If this is the case, send it back. No amount of messing with it is going to fix this problem unless you've got some specialized files and the skill to use them (which is not common). And, since you bought a L-N plane, you won't have to.

Chris Griggs
11-30-2011, 8:56 PM
In all likelyhood, the sides are square to the sole. Also likely is the iron is of uniform thickness across its width. Both of these being "out" would cause the effect you're seeing.

But - what is also possible is that the bed for the iron isn't square to the sole. That would cause two effects - the wedge wouldn't want to stay in the plane in use, and the depth of cut wouldn't be consistent across the width of the mouth. If this is the case, you should be able to see it. Place a precision-ground metal rule across the width of the plane on the sole, behind the iron. Then compare the protrusion of the iron to the thickness of the rule. If the bed has not been made square to the sole, you will notice that the iron is "deeper" on one side of the mouth than the other.

If this is the case, send it back. No amount of messing with it is going to fix this problem unless you've got some specialized files and the skill to use them (which is not common). And, since you bought a L-N plane, you won't have to.

Sighting down the sole with or without the rule it is very hard to tell the difference in protrusion, the mouth is very very fine - I can't extend the iron enough see the protrusion as much as I would like. However, the difference protrusion is there. I keep thinking there must be something I am doing wrong, but the out of balance in protrusion (tiny as it is ) is consistent each time I set the blade - if it was user, error I feel like the inaccuracy would be less consistent.

I checked the plane back over when I got home tonight - everything thing appears flat and square including the bed - everything about the plane body and bed appears perfect - but given the consistency of the occurring error I feel like the bed might be just enough out of square to cause this issue.

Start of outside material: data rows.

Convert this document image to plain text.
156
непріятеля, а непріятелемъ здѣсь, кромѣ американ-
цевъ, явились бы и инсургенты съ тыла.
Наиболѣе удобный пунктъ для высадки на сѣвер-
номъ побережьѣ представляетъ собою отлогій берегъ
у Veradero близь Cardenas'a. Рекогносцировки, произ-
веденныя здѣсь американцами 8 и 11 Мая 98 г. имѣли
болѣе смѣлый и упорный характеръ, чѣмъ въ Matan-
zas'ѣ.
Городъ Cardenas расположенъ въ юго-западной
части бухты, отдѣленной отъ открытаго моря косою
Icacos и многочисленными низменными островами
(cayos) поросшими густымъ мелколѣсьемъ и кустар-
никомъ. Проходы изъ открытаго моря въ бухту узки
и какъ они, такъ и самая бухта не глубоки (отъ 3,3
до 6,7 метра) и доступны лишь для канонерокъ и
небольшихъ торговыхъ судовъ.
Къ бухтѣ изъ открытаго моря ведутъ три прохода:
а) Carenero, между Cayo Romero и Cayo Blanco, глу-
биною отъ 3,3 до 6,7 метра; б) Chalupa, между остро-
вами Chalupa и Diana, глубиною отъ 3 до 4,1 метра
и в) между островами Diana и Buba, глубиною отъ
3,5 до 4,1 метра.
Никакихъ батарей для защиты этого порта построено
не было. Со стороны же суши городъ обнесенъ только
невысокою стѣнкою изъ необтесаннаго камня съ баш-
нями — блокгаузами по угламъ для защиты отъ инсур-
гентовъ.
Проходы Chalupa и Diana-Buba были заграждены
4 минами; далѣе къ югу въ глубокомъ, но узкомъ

I will send it to LN - if there is a problem they will fix it - if its my error they will tell me that as well.

Chris Griggs
12-13-2011, 2:23 PM
Just got my little bronze plane back from LN. The problem was indeed that the wedge had been twisted. They promptly replaced it with a new wedge and sent it back to me. Another great service story. My favorite part was that they actually included a nice even thickness test shaving in the box, showing that they tested the plane after replacing the wedge just to be sure that fixed the problem. For whatever reason, that test shaving really made me feel good and assured that any further issue with the plane will be my own errors and not issue with the tool. Thanks LN!